Et ceci d’autant plus que la bière française s’exporte, voire se brasse à l’extérieur, en Afrique tout particulièrement, sous la houlette d’un géant industriel du pinard, le groupe Castel, fondé en 1949 par les 9 frères et sœurs de la famille du même nom. Brassant un chiffre d’affaires annuel de 2,6 milliards d’euros, Castel a fait fortune dans la commercialisation du vin via ses marques telles Listel, Vieux Papes ou encore La Villageoise, ainsi que les cavistes Nicolas rachetés en 1980.

Pierre Castel, cofondateur et président du groupe industriel Castel, par ailleurs réfugié fiscal en Suisse (photo © C. Petit / MaxPPP / Challenges)

Mais la bière fait aussi partie de son fonds de commerce depuis que Castel a racheté en 1990 les Brasseries et glacières internationales, présent dans 27 pays africains et leader dans plusieurs d’entre eux dont l’Algérie avec sa marque Beaufort, ou l’Angola avec la Cuca brassée dans 7 usines nationales. En 1994, Castel engloutit également la SOLIBRA qui domine le marché de la bière en Côte d’Ivoire et dans une grande partie de l’Afrique de l’Ouest avec sa Flag, puis en 2003 les Brasseries du Maroc et en 2011 les brasseries Star à Madagascar.

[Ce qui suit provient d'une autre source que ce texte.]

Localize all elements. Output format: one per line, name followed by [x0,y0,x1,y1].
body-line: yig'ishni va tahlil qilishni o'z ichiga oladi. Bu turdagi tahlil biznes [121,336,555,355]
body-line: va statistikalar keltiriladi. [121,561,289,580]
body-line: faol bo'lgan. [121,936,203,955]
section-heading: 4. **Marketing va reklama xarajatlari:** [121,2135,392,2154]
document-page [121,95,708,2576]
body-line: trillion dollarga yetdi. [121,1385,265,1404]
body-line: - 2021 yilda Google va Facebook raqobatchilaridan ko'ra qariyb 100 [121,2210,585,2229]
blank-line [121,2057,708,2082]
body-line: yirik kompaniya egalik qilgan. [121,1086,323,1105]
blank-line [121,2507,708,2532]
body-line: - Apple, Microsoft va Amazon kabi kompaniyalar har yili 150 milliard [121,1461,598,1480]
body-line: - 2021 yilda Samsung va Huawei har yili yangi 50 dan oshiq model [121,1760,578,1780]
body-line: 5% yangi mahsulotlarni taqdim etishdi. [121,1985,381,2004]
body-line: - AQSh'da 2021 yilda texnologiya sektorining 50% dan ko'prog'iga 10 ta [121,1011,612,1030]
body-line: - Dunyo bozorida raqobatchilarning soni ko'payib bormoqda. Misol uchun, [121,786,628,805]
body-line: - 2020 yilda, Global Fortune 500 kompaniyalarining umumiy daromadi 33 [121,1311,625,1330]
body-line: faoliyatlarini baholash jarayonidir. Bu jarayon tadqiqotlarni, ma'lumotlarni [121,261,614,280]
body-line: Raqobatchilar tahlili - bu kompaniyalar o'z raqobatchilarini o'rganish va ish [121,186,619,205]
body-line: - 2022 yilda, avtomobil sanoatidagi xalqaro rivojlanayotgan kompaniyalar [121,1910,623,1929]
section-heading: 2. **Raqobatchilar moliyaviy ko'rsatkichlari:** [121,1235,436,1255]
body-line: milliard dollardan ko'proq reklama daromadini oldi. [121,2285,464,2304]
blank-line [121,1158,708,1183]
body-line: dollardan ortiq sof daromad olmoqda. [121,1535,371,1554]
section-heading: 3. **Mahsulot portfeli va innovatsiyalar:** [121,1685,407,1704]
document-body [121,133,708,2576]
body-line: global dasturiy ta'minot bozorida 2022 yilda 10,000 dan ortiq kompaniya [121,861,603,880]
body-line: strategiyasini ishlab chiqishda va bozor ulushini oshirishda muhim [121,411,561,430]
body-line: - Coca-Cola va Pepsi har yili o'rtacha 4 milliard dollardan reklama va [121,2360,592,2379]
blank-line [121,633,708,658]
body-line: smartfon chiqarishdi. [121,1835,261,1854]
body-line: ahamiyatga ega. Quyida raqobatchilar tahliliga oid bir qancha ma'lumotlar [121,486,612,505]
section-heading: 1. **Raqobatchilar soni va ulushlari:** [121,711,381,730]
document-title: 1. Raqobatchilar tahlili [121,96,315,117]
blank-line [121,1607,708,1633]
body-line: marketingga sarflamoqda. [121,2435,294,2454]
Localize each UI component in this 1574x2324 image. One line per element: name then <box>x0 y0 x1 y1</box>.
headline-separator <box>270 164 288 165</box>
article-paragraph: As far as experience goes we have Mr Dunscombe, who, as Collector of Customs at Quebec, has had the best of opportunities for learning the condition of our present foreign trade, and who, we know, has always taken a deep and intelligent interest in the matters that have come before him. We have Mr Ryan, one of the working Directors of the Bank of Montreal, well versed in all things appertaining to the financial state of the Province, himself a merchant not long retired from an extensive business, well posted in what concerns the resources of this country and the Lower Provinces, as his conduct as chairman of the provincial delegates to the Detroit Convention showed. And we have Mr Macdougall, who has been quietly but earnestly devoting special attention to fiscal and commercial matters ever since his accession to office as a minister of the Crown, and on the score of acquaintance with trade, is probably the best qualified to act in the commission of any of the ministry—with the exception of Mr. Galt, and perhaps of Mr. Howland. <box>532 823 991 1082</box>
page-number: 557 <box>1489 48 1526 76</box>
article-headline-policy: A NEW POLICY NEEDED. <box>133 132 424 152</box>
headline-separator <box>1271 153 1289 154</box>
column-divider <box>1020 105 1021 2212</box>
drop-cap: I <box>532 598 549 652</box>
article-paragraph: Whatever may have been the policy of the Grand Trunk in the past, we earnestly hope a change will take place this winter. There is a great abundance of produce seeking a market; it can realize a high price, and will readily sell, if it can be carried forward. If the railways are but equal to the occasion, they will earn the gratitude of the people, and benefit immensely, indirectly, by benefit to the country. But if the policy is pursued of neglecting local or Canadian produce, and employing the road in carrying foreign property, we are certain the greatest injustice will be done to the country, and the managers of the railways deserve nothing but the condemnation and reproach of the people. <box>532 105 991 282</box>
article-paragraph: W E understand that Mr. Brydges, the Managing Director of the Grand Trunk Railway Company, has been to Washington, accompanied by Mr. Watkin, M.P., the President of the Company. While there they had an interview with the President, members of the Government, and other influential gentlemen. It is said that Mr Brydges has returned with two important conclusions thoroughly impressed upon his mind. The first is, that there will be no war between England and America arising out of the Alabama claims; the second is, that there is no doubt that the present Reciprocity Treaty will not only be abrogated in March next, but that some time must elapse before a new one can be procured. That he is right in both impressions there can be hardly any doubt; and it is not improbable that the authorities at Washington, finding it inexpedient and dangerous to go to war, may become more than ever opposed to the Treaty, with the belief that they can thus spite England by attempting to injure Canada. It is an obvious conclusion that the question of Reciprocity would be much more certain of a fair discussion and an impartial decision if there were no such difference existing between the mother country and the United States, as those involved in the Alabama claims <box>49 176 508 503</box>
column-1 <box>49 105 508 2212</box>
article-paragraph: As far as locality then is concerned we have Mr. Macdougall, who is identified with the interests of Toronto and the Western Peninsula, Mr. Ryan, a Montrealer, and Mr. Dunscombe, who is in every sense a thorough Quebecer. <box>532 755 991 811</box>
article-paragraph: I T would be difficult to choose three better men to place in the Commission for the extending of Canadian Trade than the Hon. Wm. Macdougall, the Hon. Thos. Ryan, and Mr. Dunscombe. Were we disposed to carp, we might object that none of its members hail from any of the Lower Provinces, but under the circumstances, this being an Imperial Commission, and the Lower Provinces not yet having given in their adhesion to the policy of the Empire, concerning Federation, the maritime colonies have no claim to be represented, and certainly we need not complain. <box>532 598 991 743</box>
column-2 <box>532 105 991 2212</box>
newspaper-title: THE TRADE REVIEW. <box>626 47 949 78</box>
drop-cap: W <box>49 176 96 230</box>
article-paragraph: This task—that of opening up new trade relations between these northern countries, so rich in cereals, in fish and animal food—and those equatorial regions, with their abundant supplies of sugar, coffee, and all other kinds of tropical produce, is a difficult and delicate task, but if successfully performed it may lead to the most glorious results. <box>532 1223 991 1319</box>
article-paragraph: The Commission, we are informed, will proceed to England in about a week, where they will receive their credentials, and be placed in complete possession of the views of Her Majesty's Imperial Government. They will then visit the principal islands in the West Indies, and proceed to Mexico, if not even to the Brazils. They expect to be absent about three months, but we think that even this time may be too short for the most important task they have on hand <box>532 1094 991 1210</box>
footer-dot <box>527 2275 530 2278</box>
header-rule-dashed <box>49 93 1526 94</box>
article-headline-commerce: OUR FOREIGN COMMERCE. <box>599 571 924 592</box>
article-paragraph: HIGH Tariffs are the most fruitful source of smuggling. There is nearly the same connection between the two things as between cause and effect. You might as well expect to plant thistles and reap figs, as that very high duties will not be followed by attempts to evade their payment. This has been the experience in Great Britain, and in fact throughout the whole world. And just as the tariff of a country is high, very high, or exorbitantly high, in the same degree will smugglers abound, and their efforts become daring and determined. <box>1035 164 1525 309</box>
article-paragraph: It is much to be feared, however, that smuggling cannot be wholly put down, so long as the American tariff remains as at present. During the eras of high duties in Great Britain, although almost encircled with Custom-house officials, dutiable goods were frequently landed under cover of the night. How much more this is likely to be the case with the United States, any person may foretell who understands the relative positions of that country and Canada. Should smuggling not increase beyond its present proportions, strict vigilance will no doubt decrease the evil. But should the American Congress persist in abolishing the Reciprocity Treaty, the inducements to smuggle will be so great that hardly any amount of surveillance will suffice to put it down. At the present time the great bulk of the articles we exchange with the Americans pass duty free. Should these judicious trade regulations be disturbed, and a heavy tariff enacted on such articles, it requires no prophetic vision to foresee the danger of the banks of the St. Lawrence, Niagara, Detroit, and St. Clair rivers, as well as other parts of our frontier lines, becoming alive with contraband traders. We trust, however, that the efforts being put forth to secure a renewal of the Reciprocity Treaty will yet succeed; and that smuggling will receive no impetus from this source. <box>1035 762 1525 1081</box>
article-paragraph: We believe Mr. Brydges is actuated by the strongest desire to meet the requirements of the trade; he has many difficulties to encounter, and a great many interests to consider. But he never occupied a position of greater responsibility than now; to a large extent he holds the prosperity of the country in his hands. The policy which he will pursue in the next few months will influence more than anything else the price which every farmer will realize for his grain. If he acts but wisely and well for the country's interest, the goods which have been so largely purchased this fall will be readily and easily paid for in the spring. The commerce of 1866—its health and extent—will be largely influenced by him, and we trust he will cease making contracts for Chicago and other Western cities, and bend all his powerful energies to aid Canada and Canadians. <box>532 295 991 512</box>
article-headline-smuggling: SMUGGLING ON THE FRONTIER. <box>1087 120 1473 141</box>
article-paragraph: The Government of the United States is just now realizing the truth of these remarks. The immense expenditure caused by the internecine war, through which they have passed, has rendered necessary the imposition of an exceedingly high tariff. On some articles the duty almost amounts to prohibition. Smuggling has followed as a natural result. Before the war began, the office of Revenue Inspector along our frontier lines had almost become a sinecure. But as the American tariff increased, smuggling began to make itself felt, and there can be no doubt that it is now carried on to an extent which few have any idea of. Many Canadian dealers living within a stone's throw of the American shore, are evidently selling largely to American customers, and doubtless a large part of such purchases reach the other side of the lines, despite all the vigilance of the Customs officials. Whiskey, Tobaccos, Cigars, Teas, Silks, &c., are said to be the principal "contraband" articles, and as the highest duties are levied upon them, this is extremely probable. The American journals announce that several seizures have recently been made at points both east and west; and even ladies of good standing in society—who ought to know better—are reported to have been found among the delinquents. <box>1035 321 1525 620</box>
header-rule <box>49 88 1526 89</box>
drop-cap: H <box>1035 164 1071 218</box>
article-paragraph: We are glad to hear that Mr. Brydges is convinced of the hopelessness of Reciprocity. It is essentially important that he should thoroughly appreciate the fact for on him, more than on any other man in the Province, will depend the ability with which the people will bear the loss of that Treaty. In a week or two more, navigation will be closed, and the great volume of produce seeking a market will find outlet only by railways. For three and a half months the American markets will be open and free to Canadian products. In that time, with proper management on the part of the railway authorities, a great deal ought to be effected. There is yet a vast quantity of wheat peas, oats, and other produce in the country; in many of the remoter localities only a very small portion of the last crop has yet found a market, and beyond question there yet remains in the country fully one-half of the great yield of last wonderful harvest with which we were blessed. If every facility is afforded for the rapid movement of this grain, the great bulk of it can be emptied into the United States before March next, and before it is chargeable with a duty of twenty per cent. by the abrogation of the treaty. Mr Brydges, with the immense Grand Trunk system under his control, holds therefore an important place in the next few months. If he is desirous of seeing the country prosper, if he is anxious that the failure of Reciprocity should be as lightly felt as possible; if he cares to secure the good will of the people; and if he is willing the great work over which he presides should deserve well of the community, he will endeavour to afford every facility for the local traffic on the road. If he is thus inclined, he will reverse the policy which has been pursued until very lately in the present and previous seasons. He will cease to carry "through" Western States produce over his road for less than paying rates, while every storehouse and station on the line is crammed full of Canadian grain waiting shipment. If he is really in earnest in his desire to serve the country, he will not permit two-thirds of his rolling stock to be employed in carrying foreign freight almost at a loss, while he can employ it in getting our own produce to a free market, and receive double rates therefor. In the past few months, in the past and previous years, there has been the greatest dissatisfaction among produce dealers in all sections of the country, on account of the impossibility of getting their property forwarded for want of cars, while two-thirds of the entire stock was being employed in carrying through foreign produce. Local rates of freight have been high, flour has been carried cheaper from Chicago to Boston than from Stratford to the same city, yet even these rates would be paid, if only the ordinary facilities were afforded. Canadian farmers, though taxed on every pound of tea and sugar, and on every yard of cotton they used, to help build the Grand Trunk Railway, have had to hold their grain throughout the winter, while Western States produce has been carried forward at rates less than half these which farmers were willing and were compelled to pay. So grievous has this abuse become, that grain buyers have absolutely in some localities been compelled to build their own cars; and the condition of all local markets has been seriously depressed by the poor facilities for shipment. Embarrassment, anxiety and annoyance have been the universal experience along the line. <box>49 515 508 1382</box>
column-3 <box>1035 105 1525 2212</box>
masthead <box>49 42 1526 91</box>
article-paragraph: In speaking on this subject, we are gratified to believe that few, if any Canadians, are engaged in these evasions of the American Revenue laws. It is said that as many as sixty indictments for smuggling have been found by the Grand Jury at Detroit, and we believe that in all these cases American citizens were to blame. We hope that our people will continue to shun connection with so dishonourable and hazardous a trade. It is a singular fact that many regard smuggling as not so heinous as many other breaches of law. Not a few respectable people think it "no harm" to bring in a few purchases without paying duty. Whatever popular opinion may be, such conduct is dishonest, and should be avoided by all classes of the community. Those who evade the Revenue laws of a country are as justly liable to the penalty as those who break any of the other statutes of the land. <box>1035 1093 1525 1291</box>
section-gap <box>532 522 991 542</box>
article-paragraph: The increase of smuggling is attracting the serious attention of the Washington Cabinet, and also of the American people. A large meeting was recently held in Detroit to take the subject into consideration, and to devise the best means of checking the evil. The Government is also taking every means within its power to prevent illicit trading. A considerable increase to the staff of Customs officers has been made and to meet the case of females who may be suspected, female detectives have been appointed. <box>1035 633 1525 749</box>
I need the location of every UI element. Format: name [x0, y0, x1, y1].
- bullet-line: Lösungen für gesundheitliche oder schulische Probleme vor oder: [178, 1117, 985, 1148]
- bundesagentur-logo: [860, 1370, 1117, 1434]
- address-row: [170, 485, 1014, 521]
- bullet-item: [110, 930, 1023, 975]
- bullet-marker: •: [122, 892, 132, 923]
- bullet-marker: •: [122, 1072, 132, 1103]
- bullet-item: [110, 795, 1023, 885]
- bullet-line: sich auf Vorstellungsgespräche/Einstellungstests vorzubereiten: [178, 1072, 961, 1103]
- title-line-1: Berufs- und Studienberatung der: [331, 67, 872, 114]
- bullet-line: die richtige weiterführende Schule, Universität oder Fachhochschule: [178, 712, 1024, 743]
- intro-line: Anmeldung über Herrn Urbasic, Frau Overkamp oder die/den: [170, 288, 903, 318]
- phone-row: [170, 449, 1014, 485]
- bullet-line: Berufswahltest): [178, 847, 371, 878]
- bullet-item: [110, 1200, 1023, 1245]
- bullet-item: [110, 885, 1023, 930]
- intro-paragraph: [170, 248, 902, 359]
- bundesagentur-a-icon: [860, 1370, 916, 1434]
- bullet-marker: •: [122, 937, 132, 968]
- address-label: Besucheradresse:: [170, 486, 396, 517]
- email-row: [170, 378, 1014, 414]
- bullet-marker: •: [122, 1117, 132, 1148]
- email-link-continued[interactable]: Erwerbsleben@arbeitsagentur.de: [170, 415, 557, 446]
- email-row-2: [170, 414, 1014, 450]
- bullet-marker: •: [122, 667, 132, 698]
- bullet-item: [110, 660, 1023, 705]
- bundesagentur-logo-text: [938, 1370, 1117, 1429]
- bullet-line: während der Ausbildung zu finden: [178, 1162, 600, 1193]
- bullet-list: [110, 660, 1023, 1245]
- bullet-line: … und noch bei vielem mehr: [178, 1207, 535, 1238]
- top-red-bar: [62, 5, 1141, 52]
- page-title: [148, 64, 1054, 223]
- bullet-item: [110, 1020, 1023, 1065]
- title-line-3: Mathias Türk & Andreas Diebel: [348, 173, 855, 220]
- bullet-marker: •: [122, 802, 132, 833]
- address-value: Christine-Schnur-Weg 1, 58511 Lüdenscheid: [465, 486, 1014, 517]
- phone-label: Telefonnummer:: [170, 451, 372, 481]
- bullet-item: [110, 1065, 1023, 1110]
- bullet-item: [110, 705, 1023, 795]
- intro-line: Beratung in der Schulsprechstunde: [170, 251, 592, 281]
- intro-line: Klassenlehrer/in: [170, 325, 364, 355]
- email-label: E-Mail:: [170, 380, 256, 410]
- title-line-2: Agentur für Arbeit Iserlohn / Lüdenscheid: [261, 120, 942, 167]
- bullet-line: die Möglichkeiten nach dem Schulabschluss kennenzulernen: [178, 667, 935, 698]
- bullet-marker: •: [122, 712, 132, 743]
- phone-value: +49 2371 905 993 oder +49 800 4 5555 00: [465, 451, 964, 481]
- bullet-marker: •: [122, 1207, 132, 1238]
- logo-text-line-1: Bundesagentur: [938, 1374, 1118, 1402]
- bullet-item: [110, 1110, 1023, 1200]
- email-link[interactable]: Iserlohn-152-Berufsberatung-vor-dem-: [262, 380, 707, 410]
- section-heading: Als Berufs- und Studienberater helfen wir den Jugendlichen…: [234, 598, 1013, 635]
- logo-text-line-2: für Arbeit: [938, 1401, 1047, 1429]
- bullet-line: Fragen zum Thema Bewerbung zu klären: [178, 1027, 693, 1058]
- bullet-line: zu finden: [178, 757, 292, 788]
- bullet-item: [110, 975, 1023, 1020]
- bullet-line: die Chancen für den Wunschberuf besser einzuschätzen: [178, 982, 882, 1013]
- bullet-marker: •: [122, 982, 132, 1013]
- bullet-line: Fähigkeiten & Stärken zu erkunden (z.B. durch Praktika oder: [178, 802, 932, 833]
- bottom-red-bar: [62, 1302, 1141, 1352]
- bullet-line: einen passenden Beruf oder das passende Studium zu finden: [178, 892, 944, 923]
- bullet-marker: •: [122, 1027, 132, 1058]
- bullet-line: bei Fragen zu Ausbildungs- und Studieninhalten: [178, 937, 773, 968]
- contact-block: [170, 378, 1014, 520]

En Centrafrique, ce pays d’Afrique centrale de 4,5 millions d’habitants, enclavé entre le Cameroun, le Tchad, le Soudan et le Congo, le groupe Castel détient le quasi-monopole de la bière grâce à sa filiale Mocaf, créée en 1951 et rachetée en 1993 pour fusionner avec la Société centrafricaine de boissons, fondée en 1982 par Pierre Castel. Sa brasserie emploie près de 300 personnes et produit 300 000 bouteilles de bière par an !

La gamme de bières Mocaf brassées en Centrafrique (photo © MOCAFRCA)

Mais voilà que le climat centrafricain n’est plus aussi serein pour le géant français des boissons alcoolisées. Les Russes sont en train de s’implanter en force sur ce territoire via le groupe Wagner du sulfureux Evgueni Prigojine, un ancien délinquant devenu homme d’affaire, très proche de Vladimir Poutine, et qui a fait fortune dans la restauration avant de créer en 2014 un groupe paramilitaire privé, très actif actuellement sur le front ukrainien mais aussi dans plusieurs pays africains.

Mercenaires russes du groupe Wagner en Centrafrique (source © Corbeau News Centrafrique)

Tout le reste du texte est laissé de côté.